What ‘should’ CIR Imagery look like?


There is no definitive standard for what CIR imagery should look like to the human eye – in
its truest definition, CIR imagery is ‘false-color’ imagery, wherein visible-spectrum colors are
used to represent and exaggerate the reflectance values of NIR light. The choice of color is
irrelevant to the ultimate usefulness of the data.

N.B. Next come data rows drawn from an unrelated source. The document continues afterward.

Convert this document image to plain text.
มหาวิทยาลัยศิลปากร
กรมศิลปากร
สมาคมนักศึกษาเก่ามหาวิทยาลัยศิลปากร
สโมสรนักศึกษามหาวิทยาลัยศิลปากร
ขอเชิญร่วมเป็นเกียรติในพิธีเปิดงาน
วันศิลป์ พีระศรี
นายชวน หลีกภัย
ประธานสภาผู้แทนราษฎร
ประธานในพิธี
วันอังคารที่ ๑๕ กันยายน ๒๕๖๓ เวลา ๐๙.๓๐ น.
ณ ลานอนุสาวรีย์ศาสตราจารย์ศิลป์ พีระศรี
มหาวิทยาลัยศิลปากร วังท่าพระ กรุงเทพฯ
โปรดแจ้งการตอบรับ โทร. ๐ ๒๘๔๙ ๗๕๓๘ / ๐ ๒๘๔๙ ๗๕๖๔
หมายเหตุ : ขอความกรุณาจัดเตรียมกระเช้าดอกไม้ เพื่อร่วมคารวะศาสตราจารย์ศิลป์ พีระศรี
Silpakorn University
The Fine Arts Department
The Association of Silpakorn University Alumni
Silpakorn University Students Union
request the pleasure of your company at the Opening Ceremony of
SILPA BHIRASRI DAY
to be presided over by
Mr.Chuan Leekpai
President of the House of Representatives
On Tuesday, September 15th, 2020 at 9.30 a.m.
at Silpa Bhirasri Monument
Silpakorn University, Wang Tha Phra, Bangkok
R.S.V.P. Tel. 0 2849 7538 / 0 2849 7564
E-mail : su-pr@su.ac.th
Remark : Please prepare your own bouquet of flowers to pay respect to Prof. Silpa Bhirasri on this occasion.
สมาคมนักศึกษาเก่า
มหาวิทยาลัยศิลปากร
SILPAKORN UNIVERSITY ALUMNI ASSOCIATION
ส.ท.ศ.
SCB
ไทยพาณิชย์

At Altavian, we try to adhere to the aesthetic of traditional film CIR imagery by swapping the
Red and NIR color channels, producing a similar appearance to Kodak Aerochrome which
many traditional surveyors and analysts have used.
By then applying a standard deviation histogram stretch in programs such as ArcGIS, the final
CIR imagery becomes intimately familiar to data analysts:

Note: It is important to keep track of channel orders when using analysis programs, especially
when utilizing index calculations such as NDVI which require specific channel specifications
to properly calculate the color values. This can potentially become confusing when using
programs which specify channels using a numbering system (1/2/3) instead of named
channels (R/G/NIR). When swapping Red and NIR channels, the order then becomes
NIR/G/R, therefore an NDVI calculation would be (1-3)/(1+3) instead of (3-1)/(3+1).